Wire
Battery incentives could lower the cost of backup power in New Jersey
The bill would pay qualifying projects based on storage size, with extra help for low-income households, overburdened communities and critical facilities. It sets a 2,000-megawatt target by 2030 and lets payments run for 15 years.
In New Jersey, batteries would be more than a backup for the next blackout. A proposal in Trenton would direct the Board of Public Utilities, or BPU, to create a distributed energy storage incentive program that helps pay for systems on the customer side of the meter and larger projects tied into utility distribution networks.
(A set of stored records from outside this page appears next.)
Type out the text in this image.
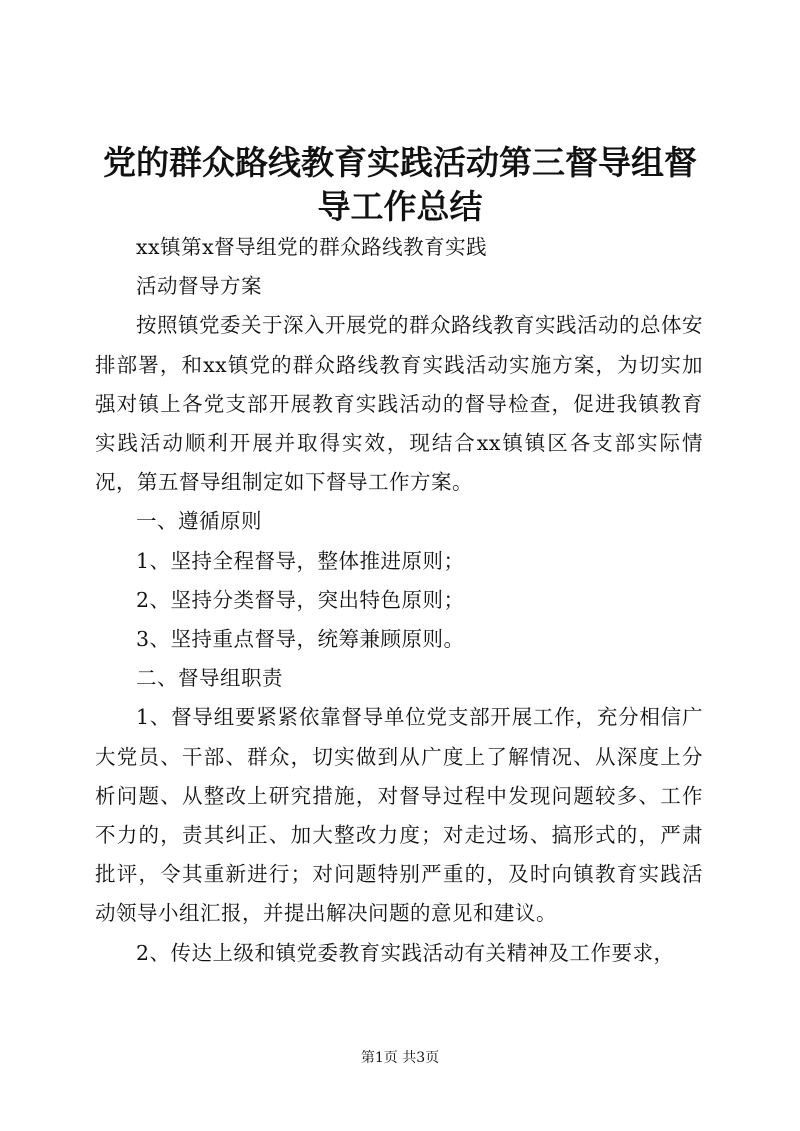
党的群众路线教育实践活动第三督导组督导工作总结

xx镇第x督导组党的群众路线教育实践

活动督导方案

按照镇党委关于深入开展党的群众路线教育实践活动的总体安排部署，和xx镇党的群众路线教育实践活动实施方案，为切实加强对镇上各党支部开展教育实践活动的督导检查，促进我镇教育实践活动顺利开展并取得实效，现结合xx镇镇区各支部实际情况，第五督导组制定如下督导工作方案。

一、遵循原则

1、坚持全程督导，整体推进原则；

2、坚持分类督导，突出特色原则；

3、坚持重点督导，统筹兼顾原则。

二、督导组职责

1、督导组要紧紧依靠督导单位党支部开展工作，充分相信广大党员、干部、群众，切实做到从广度上了解情况、从深度上分析问题、从整改上研究措施，对督导过程中发现问题较多、工作不力的，责其纠正、加大整改力度；对走过场、搞形式的，严肃批评，令其重新进行；对问题特别严重的，及时向镇教育实践活动领导小组汇报，并提出解决问题的意见和建议。

2、传达上级和镇党委教育实践活动有关精神及工作要求，

第1页 共3页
The bill sets a target of at least 2,000 megawatts of installed storage capacity by 2030. It also says the broader state effort should reach 3,000 megawatts of new energy storage capacity when combined with other programs, with some incentives reserved for low- to moderate-income customers and overburdened communities.
How the money would work
Under the proposal, qualifying projects would receive fixed annual payments based on how much storage capacity they provide. Those payments could run for 15 years unless the board chooses a different term, and the total incentive could not exceed 40% of a project’s cost.
The bill also allows bonus payments for projects that serve overburdened communities or provide resilient power to critical community facilities, the kinds of places identified in emergency planning as especially important when the grid is stressed. Stand-alone batteries and batteries paired with renewable power, such as solar, would both qualify.
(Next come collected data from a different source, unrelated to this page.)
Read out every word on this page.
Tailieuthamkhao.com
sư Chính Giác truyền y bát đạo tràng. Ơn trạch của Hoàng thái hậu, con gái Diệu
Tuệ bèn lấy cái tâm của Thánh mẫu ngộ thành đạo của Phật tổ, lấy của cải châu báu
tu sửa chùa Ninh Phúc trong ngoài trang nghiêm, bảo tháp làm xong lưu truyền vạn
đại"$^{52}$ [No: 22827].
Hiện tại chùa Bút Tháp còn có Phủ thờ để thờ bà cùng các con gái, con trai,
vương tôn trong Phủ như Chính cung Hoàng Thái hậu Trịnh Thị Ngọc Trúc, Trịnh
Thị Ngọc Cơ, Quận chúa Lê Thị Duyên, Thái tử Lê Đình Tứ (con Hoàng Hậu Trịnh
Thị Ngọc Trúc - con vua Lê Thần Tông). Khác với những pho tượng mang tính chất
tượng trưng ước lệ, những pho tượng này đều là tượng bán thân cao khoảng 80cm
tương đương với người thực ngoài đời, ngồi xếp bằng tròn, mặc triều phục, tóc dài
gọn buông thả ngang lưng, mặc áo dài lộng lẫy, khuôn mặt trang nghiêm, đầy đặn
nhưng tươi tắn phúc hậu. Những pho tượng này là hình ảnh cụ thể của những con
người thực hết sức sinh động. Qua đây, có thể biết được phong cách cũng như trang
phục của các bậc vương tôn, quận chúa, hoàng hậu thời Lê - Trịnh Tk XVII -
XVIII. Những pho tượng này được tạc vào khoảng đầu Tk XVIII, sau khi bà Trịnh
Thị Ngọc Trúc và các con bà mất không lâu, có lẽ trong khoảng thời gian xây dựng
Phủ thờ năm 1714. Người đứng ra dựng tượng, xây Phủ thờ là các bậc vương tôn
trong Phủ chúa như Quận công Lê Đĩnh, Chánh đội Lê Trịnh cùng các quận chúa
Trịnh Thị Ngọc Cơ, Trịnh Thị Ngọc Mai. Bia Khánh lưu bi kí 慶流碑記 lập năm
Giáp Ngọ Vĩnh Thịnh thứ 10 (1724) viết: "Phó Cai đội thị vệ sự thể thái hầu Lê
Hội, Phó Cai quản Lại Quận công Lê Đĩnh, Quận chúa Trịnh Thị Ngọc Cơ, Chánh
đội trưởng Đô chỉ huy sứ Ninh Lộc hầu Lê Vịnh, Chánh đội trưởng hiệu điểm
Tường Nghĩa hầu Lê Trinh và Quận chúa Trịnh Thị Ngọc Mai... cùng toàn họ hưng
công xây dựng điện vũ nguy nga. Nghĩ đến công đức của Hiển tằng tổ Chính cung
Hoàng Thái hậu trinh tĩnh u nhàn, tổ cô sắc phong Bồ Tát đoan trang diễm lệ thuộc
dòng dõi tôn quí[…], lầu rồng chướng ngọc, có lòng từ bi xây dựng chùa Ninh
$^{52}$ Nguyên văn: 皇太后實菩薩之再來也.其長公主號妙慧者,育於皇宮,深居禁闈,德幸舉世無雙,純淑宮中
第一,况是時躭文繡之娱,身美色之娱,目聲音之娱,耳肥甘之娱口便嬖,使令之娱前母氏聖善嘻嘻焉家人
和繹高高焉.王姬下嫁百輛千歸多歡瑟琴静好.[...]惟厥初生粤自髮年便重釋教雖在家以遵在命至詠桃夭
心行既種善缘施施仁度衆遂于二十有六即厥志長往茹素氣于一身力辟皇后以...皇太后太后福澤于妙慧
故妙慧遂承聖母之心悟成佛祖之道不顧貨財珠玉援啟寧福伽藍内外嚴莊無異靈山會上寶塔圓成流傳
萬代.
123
Where the grid matters most
The bill draws a line between smaller customer-sited systems, such as batteries behind the meter at a home or business, and front-of-the-meter systems on the utility side. Customer-sited projects would have to finish within 30 months of approval, while front-of-the-meter projects would get 42 months.
Delays tied to utilities, PJM Interconnection, the regional grid operator, permit agencies or supply-chain problems would get some room. The point is to keep the program from favoring only the easiest projects to build, and to give batteries a path in places that need backup power most.